Screamers have received two major blows over the Internet's history. Initially, when flash movies and games were still the norm, there were no clear distinctions between screamers and legitimate pages, creating a minefield for fearful site goers; this meant less traffic for sites like FunnyJunk and WinterWorld. Later, with the advent of video over flash files, viewers were able to scroll to the end of the video to see if any suspicions were confirmed, removing all suspense and defeating the purpose of screamers. They have since been replaced bythe trap video, which puts the scare at the beginning of the video, and aims not to make individuals jump, but to cause outrage within specific audiences. Furthermore, they've also been overshadowed by Rickrolls as the Internet's prank of choice.
That Reminds Me of a Song: Modern musicals, at least in theatre, are specifically not supposed to play this one straight anymore, though there's still a chance a song of this nature may end up as a Breakaway Pop Hit
Monster Closet: In first-person shooters. Present in shooters in mid 1990s to early 2000s but mainly replaced by offscreen or onscreen spawning.
One Bullet at a Time: Subjective; was originally a technical limitation, but can still be enforced for gameplay reasons (e.g. prevent some forms of Spam Attack).
Random Encounters: As a remnant of technical limitations of video games and its tabletop origins, they're lately replaced by other methods to engage a fight.
Some games made in RPG Maker play with this trope, by having the "Random Encounters" actually be regular encounters, but with the wandering monsters being invisible.
Retro tabletop-style games are sometimes used in some games where they fit the flavor better.
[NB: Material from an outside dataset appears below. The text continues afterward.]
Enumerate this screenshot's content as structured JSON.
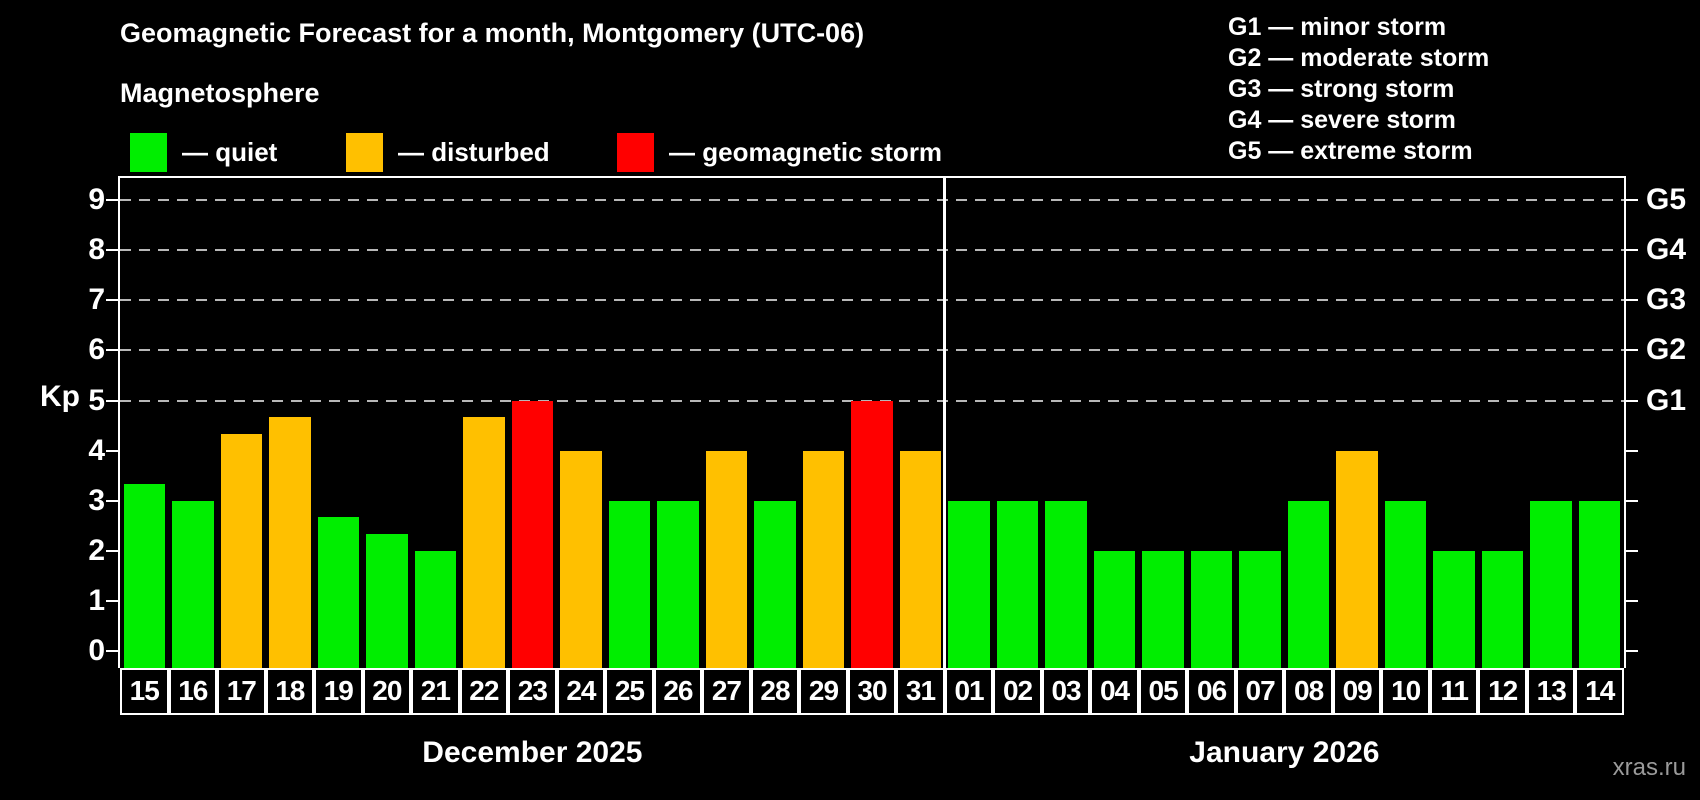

Additionally, some pretty big games such as Fallout 3, many MM Os, any dungeon-crawler patterning itself after Diablo, and most of the JRPG genre still use these types of encounters. This may be an Undead Horse Trope instead.
Western Animation
"I Want" Song: This became discredited for a while after Disney and its competitors milked the Broadway musical cartoon formula for all it was worth — the makers of Toy Story even intentionally avoided this, in order to distinguish it from those films. That said, there's enough nostalgia left for it now to allow it to return in recent films like The Princess and the Frog, but it's nowhere near as prevalent as it was in the past.